The reserve currency is a generally recognized currency
The reserve currency is a generally recognized currency that the central banks of states use as investment assets. Such reserves are needed to ensure the currency balance, support the national currency and ensure international settlements.
The main reserve currency today is the US dollar. The second reserve currency in the world is now considered to be the euro, which provides settlements for almost all EU members. The fate of the euro in the basket of reserve currencies is constantly growing due to the fact that banks are actively diversifying reserves. There are even assumptions and prerequisites that in the future the euro can match the dollar and even take its place in the world.
The British pound, which once held the leadership after the Second World War, lost its leader status amid the weakening of Europe and is now the third reserve currency in the world. The Swiss franc is also quite stable, the demand for which had to be reduced due to the negative interest rate. The Chinese yuan is also increasing its popularity and share in the global economy, but it lacks the liberalization of the exchange rate for a full-fledged world currency. But the Japanese yen has significantly reduced its share of use in recent decades.

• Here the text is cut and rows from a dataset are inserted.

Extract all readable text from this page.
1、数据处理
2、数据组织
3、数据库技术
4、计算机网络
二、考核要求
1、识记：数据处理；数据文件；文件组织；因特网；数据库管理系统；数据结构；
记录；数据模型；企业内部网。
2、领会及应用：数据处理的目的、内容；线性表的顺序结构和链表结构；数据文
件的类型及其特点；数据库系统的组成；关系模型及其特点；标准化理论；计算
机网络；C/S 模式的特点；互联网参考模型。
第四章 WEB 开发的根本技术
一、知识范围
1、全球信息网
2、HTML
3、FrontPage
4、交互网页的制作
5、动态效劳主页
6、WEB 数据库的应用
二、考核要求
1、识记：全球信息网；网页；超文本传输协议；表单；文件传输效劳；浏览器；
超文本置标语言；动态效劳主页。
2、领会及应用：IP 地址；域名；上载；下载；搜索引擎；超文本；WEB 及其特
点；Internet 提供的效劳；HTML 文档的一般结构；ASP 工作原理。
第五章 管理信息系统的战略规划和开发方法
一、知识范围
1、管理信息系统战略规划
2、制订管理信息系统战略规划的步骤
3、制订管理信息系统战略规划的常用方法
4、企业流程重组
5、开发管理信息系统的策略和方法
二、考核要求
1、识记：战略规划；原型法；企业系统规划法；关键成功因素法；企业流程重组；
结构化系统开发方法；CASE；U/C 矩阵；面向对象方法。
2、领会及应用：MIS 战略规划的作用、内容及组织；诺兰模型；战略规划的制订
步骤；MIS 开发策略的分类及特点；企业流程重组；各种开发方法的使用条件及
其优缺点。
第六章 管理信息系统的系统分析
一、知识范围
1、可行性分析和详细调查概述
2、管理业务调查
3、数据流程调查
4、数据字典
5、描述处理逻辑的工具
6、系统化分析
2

The main functions of the world reserve currencies
The main functions of the world reserve currencies are to ensure and simplify settlements on the world market. Reserve currencies are also used as a means for central banks to preserve value. The concept of "reserve currency" originated from these functions.
There was hardly a need for reserve currencies if world settlements took place in national currencies. But this is practically impossible, since importers cannot always get a sufficient amount of the currency of the exporting state, especially if it is small. To do this, at least an economic agent is needed who would be interested in exchanging the currencies of the exporter and importer. In international trade, the choice of the settlement currency is influenced by such factors as: the demand for the exporter's products; the role of the importer and its currency in international trade; the position of the exporter on the world market; the ability of the exporter to set the value in major world currencies.
The country that owns the reserve currency receives even greater benefits from the world currency. Due to this, the flexibility of their financial system increases, the amount of finance that is circulating in their economies, as well as in case of financial problems, it is always possible to use the emission method of financing, without special inflationary consequences.